Introduction
MetaGPT assigns distinct roles to LLM agents — product manager, architect, project manager, and engineer — and coordinates them through standardized operating procedures. Given a one-line requirement, the agents collaborate to produce PRDs, system designs, and working code.
What MetaGPT Does
- Decomposes a natural-language requirement into structured outputs across multiple agent roles
- Generates product requirement documents, system design diagrams, and task breakdowns
- Produces runnable code with tests by following a simulated software development workflow
- Supports human-in-the-loop review at each stage of the pipeline
- Provides a plugin system for custom tools and actions per agent role
Architecture Overview
MetaGPT implements a message-passing architecture where each agent subscribes to specific message types. A shared environment holds project state, and a standardized operating procedure (SOP) defines the order in which roles act. Agents use structured output schemas to pass artifacts like PRDs and API specs, reducing hallucination through format constraints.

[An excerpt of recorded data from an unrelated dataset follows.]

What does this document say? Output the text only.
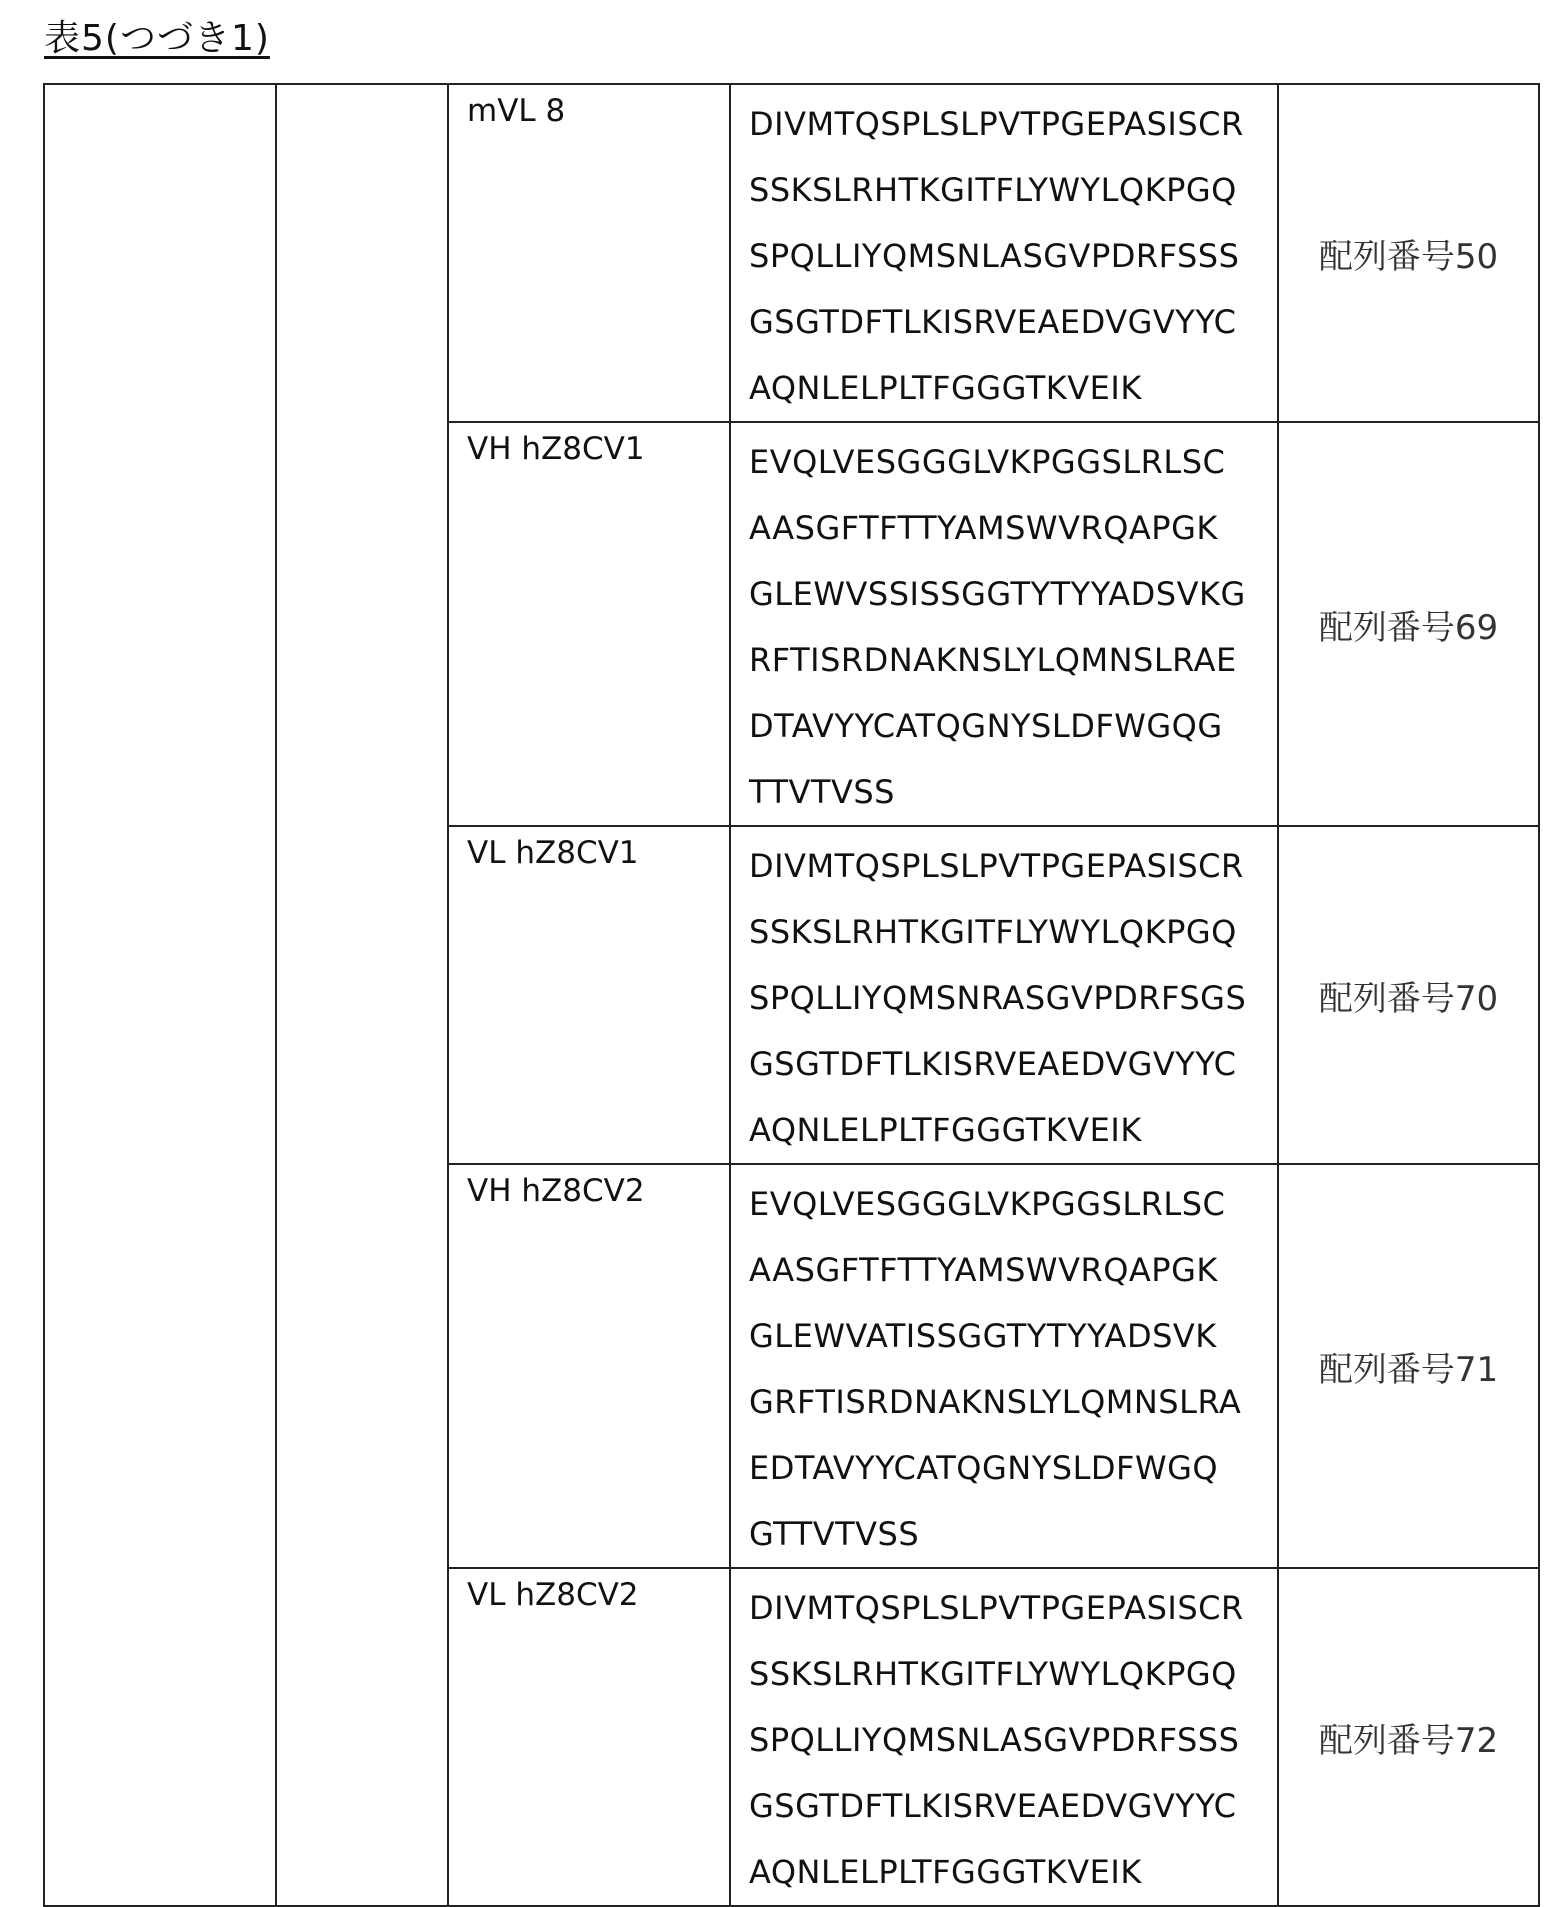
表5(つづき1)
		mVL 8	DIVMTQSPLSLPVTPGEPASISCR
SSKSLRHTKGITFLYWYLQKPGQ
SPQLLIYQMSNLASGVPDRFSSS
GSGTDFTLKISRVEAEDVGVYYC
AQNLELPLTFGGGTKVEIK
	配列番号50
VH hZ8CV1	EVQLVESGGGLVKPGGSLRLSC
AASGFTFTTYAMSWVRQAPGK
GLEWVSSISSGGTYTYYADSVKG
RFTISRDNAKNSLYLQMNSLRAE
DTAVYYCATQGNYSLDFWGQG
TTVTVSS
	配列番号69
VL hZ8CV1	DIVMTQSPLSLPVTPGEPASISCR
SSKSLRHTKGITFLYWYLQKPGQ
SPQLLIYQMSNRASGVPDRFSGS
GSGTDFTLKISRVEAEDVGVYYC
AQNLELPLTFGGGTKVEIK
	配列番号70
VH hZ8CV2	EVQLVESGGGLVKPGGSLRLSC
AASGFTFTTYAMSWVRQAPGK
GLEWVATISSGGTYTYYADSVK
GRFTISRDNAKNSLYLQMNSLRA
EDTAVYYCATQGNYSLDFWGQ
GTTVTVSS
	配列番号71
VL hZ8CV2	DIVMTQSPLSLPVTPGEPASISCR
SSKSLRHTKGITFLYWYLQKPGQ
SPQLLIYQMSNLASGVPDRFSSS
GSGTDFTLKISRVEAEDVGVYYC
AQNLELPLTFGGGTKVEIK
	配列番号72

Self-Hosting & Configuration
- Install via pip or clone the repository for development setup
- Configure LLM providers in config2.yaml with API keys for OpenAI, Claude, or local models
- Set workspace directory and output preferences through environment variables
- Run as a CLI tool or import as a Python library for integration into larger pipelines
- Extend with custom roles by subclassing the Role base class and defining actions
Key Features
- Role-based agent collaboration following real software engineering workflows
- Structured intermediate artifacts reduce cascading errors between agents
- Multi-model support including OpenAI, Anthropic, and open-source LLMs
- Incremental development mode that builds on existing codebases
- Data interpreter agent for data analysis and visualization tasks
Comparison with Similar Tools
- CrewAI — simpler role definition with less structured inter-agent communication; MetaGPT enforces SOPs
- AutoGen — focuses on conversational agent patterns; MetaGPT models a full development pipeline
- ChatDev — similar software company simulation; MetaGPT adds structured document artifacts
- LangGraph — graph-based agent orchestration; MetaGPT provides pre-built software development roles
- OpenAI Swarm — lightweight agent handoffs; MetaGPT offers deeper role specialization
FAQ
Q: What LLM providers does MetaGPT support? A: OpenAI, Azure OpenAI, Anthropic Claude, Google Gemini, and any OpenAI-compatible local model server.
Q: Can MetaGPT work on existing codebases? A: Yes. The incremental development mode lets agents analyze and extend existing projects.
Q: How is MetaGPT different from a single-agent coding tool? A: It separates concerns across specialized roles, producing intermediate design documents that guide implementation and reduce errors.
Q: Does it require GPT-4? A: GPT-4 or Claude produce the best results, but it works with GPT-3.5 and open-source models at reduced quality.